Quantom dots as biological tags
The second track emerged during the workshops for planning the Foundry, when I met Shimon Weiss, a brilliant physicist who was studying single molecule spectroscopy and its applications in bioimaging. I still recall our sitting together at a workshop and excitedly realizingjust how remarkable colloidal quantum dots could be as biological tags. We were fortunate as well to be joined by a graduate student, Marcel Bruchez, who worked closely with us on realizing this idea for the first time. I am so sad that Marcel, who did so much to develop the earliest coatings and functionalization of colloidal quantum dots, essential for the first demonstration of bioimaging, is not able to be part of these celebrations. He passed away far too early from glioblastoma. His spirit of discovery and his energy will always remain with me.
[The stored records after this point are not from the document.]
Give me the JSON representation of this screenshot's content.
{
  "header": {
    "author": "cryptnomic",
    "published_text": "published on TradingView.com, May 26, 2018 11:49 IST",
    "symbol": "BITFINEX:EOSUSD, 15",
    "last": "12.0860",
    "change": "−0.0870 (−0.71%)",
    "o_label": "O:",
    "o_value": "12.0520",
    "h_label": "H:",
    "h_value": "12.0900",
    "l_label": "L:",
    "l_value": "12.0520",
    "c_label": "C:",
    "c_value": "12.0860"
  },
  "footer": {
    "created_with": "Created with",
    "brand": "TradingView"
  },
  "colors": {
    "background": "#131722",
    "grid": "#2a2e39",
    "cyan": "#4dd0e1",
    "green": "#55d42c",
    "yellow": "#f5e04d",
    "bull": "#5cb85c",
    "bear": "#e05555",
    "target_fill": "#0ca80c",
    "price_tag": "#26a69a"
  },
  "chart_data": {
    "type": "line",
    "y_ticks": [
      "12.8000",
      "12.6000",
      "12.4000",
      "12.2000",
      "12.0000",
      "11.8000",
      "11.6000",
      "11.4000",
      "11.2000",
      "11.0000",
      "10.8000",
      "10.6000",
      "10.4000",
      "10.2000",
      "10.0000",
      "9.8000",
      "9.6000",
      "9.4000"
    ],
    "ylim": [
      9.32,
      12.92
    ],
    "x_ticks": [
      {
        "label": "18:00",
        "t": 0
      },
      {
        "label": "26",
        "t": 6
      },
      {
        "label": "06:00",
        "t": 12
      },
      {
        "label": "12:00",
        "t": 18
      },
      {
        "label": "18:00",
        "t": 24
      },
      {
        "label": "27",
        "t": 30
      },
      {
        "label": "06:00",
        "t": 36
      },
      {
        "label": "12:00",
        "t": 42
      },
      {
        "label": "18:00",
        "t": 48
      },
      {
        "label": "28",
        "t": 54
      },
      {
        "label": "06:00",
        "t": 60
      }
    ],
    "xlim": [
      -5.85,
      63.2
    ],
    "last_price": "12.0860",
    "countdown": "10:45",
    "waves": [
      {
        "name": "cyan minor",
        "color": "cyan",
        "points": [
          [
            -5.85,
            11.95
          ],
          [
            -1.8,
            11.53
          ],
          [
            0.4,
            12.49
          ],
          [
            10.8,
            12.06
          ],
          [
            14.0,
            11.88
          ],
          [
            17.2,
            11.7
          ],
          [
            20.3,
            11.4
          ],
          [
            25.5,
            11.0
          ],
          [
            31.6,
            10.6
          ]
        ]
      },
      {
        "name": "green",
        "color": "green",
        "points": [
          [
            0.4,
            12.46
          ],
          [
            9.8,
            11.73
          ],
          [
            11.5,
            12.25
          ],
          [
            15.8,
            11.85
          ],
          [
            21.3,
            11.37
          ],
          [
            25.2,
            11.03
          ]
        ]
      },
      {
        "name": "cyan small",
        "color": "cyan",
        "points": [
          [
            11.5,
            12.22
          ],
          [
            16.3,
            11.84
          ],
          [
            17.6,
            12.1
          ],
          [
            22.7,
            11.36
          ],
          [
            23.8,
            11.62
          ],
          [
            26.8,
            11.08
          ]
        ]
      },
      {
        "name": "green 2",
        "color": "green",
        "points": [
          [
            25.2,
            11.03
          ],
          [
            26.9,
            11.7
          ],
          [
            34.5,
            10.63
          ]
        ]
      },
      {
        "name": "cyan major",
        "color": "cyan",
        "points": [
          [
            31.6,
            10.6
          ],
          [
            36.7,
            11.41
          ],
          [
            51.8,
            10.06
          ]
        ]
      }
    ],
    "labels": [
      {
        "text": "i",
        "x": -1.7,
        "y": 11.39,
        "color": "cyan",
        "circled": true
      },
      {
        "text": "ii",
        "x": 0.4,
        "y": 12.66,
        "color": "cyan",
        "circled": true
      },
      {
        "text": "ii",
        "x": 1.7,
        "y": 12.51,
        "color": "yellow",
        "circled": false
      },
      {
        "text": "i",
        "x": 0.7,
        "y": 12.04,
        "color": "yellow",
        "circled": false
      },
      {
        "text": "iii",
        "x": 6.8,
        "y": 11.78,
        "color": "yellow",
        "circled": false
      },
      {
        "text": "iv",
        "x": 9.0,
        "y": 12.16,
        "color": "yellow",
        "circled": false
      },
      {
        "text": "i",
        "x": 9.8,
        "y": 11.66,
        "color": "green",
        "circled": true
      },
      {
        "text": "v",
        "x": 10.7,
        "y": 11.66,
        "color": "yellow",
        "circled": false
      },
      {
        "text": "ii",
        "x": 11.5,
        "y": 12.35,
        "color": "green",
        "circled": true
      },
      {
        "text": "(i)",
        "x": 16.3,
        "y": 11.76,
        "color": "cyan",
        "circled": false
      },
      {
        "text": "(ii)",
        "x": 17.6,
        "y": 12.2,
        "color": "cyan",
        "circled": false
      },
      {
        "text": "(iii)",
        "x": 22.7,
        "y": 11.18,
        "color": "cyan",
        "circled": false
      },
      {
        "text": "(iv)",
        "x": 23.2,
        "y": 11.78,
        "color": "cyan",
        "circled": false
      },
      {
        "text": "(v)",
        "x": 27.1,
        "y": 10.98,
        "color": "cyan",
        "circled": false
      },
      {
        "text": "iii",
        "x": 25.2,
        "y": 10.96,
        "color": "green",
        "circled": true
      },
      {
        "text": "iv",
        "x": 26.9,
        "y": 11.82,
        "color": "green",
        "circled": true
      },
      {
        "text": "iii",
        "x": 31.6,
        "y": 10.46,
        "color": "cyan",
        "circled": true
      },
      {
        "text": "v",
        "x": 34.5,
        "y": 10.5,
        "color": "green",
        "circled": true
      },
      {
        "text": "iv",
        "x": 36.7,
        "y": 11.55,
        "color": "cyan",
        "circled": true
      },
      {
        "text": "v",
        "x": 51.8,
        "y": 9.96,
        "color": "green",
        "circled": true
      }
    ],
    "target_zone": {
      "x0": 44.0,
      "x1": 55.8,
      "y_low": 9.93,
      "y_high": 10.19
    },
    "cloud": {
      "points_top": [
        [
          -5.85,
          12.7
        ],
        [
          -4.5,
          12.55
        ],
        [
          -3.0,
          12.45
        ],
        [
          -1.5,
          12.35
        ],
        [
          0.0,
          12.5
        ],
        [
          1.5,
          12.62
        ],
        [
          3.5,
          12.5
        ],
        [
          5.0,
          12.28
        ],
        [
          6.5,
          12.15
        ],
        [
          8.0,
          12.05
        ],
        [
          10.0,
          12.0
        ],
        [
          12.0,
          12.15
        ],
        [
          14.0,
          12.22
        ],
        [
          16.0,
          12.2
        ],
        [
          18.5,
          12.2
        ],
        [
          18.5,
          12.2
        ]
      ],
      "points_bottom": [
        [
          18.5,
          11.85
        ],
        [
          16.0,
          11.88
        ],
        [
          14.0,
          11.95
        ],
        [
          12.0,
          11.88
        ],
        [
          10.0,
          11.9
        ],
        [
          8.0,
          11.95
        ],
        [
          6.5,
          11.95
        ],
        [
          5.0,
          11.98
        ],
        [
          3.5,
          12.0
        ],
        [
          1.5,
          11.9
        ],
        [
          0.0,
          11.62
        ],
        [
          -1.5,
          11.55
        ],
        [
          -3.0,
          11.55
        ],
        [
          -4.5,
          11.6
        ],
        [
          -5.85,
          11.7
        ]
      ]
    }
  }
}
Our first publication was in 1998, back-to-back in Science with a related paper by Shuming Nie. Even as our first work was early in development, we knew full well that there would be many applications. Indeed, there would be far too many for us to ever imagine them all. It is for this reason that we set about working with others to establish Quantum Dot Corporation, which, within less than two years had brought these biomarkers with a broad range of functionalization to the commercial marketplace, making them readily available to biomedical researchers from around the world.

"To me, those tiny crystals and how they form are beautiful and captivating."

Crucial long-term support
None of this would have been possible without the long-term support of the Office of Science of the US Department of Energy. This organization is one I admire so much. Here is what I experienced: It steadfastly supported the period of foundational science that was required, it cultivated and enabled me as a beginning scientist, and it fostered team science at the National Labs. It made it so that my discoveries could take practical form and be shared widely, and it did all this with a willingness to make big bets and stick by them. I am so grateful.

Remember though, those atoms dancing on the wires? To me it is just as important a part of this story that still to this very day—each and every day—I am able to work with an incredible team of scientists, who together with me are learning how to make even better nanoparticles, even to image them as they grow and form. To me, those tiny crystals and how they form are beautiful and captivating.

When Paul Wond National Medal of Science, from left: Stephanie, Nicole. Obama, Paul, Clara.